關于鐘杳陸元希在兩個看守者的記憶中,再次看到了和鐘杳有關的畫面。
大約就在幾個月前。
注視著記憶內容的陸元希瞳孔猛地一縮,不敢相信自己看到的東西。
“杳杳她死了”這不可能。
陸元希下意識地召喚出了自己身上的因果,和鐘杳有關的因果早在前往東海那會兒,她就已經特意挑了出來,這會兒辨認起來十分方便。
有因果在這里作為佐證,陸元希很快松下一口氣來。
鐘杳她人肯定是沒死的,除非他們能夠提前料到有人能看因果,也有相應的手段防范,否則的話因果是不會騙人的。
只是在那兩個看守者的認知里,卻篤定地認為鐘杳已經死在了某場祭祀當中,并不認為在那之后這個人還有可能活著。
這樣的認知差異讓陸元希心中一凜,這顯然并不簡單。
不是鐘杳自己找到了逃出去的方式,就是有人把她弄出去了,總之背后的事情絕對簡單不了。
“不好。”陸元希忽然道。
她抬起眼來,看向蘇蘇,隨后朝蘇蘇示意了一下,然后退出蘇蘇的領域,找到了莊師兄和陳寒二人。
“莊師兄,陳師兄,蒼南城城主讓他們明日在死門處的祭臺上,將地牢鐘關押的全部筑基修士獻陣。”陸元希面色嚴肅起來,從那兩個修士的記憶中可以看出,這海底并不止這一處地牢。
但就是這其中一個地牢里,關押的筑基修士也有二十多人,最近一年來損耗尤其多,只剩下了十幾個。

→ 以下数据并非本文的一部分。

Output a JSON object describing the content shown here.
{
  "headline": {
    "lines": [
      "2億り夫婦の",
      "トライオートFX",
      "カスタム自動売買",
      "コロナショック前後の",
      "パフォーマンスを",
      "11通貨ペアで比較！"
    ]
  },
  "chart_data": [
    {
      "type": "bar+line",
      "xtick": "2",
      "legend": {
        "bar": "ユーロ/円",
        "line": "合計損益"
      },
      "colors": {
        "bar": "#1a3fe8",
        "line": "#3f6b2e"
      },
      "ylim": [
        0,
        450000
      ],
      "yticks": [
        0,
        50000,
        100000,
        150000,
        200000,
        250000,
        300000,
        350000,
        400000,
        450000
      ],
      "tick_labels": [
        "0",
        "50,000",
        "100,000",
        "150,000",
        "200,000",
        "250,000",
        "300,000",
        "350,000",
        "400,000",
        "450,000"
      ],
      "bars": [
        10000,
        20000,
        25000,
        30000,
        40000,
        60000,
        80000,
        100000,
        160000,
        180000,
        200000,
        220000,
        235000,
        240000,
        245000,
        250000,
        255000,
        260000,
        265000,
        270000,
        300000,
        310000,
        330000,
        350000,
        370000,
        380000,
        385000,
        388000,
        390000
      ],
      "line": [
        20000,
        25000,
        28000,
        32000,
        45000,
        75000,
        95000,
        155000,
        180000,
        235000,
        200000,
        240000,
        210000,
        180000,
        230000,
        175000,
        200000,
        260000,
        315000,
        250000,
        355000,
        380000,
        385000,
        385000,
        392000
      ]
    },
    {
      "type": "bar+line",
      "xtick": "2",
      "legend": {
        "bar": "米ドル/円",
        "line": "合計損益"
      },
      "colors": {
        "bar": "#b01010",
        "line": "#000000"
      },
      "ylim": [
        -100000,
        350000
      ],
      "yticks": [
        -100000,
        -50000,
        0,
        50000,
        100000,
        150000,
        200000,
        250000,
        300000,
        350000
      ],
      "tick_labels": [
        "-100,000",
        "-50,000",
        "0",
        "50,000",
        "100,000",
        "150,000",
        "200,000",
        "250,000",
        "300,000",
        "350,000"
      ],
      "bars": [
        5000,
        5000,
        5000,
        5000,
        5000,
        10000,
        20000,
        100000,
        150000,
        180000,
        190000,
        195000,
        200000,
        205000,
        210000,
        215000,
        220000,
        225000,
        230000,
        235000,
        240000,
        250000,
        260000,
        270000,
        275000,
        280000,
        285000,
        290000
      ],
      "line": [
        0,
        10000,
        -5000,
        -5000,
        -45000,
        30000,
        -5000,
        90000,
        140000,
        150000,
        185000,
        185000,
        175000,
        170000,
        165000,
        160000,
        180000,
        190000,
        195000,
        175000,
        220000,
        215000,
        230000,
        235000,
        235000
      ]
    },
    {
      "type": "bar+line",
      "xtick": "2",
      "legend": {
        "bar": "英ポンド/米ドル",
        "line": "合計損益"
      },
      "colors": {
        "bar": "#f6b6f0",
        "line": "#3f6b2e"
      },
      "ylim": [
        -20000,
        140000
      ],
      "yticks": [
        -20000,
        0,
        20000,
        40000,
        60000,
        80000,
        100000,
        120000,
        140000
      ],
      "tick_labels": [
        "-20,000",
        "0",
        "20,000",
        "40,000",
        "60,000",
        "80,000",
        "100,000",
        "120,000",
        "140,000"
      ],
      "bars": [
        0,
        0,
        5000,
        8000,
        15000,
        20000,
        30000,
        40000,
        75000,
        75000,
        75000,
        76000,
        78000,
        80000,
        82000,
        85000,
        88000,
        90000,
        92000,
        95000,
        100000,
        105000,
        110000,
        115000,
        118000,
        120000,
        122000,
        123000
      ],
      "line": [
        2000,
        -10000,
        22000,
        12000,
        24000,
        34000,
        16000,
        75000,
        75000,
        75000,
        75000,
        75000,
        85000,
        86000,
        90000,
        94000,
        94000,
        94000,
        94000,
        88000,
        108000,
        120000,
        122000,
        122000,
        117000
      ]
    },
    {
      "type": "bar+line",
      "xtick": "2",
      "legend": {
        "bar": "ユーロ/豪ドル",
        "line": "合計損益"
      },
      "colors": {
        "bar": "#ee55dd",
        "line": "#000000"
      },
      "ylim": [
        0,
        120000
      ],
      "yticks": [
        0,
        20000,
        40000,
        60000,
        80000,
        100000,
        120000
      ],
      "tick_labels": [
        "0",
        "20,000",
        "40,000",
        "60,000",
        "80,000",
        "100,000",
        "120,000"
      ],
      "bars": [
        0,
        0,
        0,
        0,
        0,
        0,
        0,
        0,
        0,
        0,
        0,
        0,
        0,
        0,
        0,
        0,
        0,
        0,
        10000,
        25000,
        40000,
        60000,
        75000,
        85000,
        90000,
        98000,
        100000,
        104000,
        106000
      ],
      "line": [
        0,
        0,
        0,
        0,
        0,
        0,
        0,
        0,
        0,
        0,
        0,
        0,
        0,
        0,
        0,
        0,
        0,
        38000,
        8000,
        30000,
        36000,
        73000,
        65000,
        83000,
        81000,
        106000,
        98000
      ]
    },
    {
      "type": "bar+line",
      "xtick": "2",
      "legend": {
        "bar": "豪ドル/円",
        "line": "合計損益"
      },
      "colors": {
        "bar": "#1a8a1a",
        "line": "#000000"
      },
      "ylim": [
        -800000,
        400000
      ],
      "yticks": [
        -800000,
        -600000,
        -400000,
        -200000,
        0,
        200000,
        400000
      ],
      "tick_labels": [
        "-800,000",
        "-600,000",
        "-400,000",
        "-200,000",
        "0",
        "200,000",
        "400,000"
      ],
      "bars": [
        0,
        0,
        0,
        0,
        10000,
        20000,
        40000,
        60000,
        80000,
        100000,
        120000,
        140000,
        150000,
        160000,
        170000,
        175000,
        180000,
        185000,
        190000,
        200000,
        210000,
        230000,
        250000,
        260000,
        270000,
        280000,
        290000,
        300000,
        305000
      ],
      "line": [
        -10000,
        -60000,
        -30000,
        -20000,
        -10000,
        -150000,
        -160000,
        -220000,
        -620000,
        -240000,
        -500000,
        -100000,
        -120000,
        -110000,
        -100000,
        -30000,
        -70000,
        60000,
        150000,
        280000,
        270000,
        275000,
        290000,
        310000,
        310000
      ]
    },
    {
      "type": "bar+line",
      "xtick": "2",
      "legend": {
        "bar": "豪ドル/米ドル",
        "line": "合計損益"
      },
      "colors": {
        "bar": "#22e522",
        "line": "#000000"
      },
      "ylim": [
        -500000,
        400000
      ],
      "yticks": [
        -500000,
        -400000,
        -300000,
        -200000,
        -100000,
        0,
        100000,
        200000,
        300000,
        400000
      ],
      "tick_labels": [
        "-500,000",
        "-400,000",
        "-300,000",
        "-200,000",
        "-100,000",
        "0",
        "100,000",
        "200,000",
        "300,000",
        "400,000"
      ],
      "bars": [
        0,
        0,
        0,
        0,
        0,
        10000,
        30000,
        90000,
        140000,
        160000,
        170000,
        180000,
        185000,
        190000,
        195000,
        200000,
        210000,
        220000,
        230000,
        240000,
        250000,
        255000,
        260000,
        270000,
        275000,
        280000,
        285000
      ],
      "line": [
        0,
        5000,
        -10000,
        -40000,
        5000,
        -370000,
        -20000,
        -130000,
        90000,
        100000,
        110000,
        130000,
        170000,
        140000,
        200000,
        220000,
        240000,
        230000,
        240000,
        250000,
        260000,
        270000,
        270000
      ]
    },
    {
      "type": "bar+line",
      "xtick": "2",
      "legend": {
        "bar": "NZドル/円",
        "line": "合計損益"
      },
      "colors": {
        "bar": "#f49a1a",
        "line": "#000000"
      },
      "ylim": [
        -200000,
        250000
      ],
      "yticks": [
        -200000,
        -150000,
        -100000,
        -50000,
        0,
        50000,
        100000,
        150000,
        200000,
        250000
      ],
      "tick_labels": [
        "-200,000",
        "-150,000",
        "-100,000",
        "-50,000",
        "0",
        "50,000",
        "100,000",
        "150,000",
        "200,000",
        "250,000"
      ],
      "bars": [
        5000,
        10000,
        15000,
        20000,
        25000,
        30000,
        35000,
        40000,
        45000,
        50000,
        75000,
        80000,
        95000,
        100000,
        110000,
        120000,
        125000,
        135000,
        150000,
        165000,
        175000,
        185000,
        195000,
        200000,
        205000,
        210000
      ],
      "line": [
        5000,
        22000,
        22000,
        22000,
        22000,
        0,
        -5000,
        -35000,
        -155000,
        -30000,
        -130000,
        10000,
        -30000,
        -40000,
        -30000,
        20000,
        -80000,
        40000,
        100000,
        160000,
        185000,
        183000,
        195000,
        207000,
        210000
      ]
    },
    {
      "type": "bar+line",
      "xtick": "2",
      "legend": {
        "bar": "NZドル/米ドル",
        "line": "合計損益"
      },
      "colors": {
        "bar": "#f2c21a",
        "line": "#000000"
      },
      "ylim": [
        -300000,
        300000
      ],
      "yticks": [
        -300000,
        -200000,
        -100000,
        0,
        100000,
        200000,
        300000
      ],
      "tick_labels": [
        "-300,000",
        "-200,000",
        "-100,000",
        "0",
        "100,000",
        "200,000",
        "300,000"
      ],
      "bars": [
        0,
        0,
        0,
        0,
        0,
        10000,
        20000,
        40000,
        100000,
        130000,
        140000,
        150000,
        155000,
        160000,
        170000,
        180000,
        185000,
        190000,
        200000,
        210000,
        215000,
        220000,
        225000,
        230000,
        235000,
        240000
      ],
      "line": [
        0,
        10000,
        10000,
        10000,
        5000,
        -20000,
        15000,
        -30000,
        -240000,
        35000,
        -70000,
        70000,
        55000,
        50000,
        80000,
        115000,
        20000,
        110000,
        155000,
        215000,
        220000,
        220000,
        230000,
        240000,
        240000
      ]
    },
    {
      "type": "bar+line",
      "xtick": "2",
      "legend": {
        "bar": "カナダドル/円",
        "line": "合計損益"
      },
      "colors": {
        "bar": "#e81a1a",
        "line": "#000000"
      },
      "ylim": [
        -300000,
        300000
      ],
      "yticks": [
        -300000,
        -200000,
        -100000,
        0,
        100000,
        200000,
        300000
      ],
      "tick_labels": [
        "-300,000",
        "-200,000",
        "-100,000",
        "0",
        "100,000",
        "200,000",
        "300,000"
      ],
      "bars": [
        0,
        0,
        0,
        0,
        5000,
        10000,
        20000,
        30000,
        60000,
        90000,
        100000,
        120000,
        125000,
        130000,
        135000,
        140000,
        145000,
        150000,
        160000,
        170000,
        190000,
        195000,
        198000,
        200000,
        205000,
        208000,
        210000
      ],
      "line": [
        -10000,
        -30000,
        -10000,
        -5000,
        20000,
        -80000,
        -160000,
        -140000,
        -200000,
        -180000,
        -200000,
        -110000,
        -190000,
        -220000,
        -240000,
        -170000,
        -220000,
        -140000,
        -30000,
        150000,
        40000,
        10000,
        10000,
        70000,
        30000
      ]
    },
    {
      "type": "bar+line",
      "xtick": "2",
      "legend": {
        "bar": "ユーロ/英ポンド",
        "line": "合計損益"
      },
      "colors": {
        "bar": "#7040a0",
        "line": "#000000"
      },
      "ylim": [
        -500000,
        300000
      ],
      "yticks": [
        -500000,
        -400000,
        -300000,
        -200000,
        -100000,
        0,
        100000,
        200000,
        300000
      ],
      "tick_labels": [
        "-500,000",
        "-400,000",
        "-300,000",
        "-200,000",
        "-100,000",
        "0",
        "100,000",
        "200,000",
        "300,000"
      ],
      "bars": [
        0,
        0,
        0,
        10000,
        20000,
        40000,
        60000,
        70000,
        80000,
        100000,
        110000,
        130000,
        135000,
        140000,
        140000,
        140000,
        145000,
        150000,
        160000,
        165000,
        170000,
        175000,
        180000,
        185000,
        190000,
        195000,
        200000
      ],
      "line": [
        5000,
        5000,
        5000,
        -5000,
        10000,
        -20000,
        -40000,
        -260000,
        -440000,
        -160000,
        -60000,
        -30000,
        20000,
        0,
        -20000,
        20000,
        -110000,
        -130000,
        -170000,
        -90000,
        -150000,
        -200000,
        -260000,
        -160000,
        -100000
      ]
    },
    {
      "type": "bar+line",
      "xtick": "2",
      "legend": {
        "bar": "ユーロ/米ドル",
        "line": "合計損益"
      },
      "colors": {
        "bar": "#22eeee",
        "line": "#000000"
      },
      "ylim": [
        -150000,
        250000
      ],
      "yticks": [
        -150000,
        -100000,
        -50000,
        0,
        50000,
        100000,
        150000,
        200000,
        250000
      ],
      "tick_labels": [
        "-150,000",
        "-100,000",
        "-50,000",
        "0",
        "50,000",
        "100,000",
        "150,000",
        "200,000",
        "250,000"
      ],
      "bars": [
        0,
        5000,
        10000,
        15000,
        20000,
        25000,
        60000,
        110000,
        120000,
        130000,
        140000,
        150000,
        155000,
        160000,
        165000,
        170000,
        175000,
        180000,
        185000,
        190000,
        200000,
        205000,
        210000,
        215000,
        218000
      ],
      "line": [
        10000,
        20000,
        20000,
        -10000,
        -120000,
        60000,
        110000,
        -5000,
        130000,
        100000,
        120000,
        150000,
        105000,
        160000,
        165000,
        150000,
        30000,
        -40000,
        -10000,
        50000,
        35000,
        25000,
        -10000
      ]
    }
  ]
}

可這一回也不知道那老城主受了什么刺激,竟然一下子要將他們都放血祭祀了去。
另一邊,被陸元希他們這邊惦記著的老城主,正在蒼南城城主府最深處閉關。
這里密布著陣法,除了老城主本人的心腹手下可以出入其中之外,就連他的親生孩子也不能走進來半步。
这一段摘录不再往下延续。